What is the appropriate way to access your server / computer in the office?
Someone recently set up port forwarding for RDP on his office computer, leaving the RDP port wide open to Internet, then he accesses the office computer via Remote Desktop Connection. Straightforward stuff. Technically this does work. Then only a few days later, the computer got hacked and locked by ransomware.
Maybe the password is too simple and weak. I know some people use ‘12345’ as password, some use ‘password’ as password. How can a hacker not hack you in such cases?
What I’m sure is that this approach should not be used. Your computer should not be exposed to Internet directly.
A better way is to set up VPN access. With VPN, you have a virtual network link between your office network and your remote computer. This link can be super secure, that is, if set up properly.
VPN can be complicated. That might be the reason some people would rather set up port forwarding for RDP. Depending on hardware, you may have to purchase vpn license, such as Cisco ASA.
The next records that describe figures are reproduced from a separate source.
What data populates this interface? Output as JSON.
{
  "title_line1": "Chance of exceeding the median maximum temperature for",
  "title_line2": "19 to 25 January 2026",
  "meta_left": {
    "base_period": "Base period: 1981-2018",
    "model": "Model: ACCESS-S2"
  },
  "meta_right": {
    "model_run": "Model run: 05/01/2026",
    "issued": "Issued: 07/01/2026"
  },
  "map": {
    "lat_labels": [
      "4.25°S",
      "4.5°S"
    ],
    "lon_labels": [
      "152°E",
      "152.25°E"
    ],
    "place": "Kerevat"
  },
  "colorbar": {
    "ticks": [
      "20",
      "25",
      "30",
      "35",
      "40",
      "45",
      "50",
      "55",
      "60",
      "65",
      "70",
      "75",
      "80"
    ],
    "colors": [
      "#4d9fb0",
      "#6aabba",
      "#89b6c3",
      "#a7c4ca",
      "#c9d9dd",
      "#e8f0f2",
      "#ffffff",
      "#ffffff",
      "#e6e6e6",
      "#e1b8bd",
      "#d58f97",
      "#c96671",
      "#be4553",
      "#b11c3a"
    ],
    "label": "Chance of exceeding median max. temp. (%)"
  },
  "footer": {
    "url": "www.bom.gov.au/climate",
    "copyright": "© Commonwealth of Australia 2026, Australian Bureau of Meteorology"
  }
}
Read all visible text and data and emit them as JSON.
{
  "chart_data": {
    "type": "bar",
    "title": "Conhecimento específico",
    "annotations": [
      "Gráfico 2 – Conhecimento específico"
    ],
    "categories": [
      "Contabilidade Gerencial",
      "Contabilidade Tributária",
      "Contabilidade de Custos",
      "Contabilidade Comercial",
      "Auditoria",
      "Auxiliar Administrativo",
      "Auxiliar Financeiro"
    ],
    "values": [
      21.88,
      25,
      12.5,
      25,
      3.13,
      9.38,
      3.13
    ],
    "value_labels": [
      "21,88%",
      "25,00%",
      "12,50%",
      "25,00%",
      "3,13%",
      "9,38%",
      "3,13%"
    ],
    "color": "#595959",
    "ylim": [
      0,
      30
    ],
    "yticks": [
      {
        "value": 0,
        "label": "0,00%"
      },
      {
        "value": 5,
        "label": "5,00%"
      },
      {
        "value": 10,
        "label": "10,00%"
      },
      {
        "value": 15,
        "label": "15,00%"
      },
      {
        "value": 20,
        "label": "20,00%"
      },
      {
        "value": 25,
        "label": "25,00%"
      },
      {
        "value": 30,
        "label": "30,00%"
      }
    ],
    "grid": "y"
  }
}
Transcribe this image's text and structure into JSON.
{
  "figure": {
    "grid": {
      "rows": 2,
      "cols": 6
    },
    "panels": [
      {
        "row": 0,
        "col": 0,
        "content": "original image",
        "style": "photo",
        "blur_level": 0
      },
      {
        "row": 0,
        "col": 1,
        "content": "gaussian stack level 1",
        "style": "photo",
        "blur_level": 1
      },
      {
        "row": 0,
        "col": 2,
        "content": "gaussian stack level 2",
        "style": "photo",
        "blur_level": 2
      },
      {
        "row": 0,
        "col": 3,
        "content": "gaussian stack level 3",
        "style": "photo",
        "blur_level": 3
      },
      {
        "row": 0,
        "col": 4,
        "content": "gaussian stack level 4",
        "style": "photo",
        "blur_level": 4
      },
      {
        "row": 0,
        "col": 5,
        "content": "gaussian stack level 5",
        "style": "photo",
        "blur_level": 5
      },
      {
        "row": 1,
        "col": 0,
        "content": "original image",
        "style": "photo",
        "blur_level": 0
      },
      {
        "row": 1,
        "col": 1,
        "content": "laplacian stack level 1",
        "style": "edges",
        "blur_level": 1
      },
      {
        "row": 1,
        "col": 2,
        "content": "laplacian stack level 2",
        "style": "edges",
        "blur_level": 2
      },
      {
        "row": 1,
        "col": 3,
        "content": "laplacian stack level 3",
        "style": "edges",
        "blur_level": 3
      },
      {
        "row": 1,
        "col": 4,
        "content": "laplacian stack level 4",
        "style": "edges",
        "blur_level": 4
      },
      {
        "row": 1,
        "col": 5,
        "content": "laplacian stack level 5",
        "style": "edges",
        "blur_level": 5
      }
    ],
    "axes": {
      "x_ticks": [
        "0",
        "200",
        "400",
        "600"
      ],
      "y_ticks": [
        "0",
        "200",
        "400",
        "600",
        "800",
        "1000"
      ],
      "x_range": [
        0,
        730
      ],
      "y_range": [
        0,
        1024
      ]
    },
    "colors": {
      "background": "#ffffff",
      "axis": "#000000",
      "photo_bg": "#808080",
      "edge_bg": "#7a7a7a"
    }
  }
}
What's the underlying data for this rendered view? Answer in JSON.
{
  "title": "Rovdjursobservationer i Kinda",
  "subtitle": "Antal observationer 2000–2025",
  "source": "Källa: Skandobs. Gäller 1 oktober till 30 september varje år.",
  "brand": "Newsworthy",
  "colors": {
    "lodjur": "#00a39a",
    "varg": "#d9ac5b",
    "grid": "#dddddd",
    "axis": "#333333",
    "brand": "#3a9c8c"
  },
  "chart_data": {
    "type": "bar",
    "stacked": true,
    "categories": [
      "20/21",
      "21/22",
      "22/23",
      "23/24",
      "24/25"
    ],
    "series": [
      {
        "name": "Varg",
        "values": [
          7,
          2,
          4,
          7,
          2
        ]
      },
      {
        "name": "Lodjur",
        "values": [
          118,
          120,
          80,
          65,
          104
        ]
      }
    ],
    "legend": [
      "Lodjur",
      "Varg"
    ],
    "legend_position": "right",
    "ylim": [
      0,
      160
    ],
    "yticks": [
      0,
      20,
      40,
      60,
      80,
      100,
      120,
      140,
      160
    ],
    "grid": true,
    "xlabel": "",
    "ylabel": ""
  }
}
Some routers and firewalls come with built-in vpn capability. However not all vpn technologies are equally great. For example, PPTP is an old vpn protocol, easy to configure; it is widely implemented, even on some home-grade routers. You may be tempted to use it, the problem is, it was proved to be insecure many years ago.
So, what vpn technologies to use? We recommend ssl as 1st choice, ipsec/ikev2 as 2nd. Both are secure, however the 2nd one sometimes gets blocked by ISPs between your office network and your remote computer.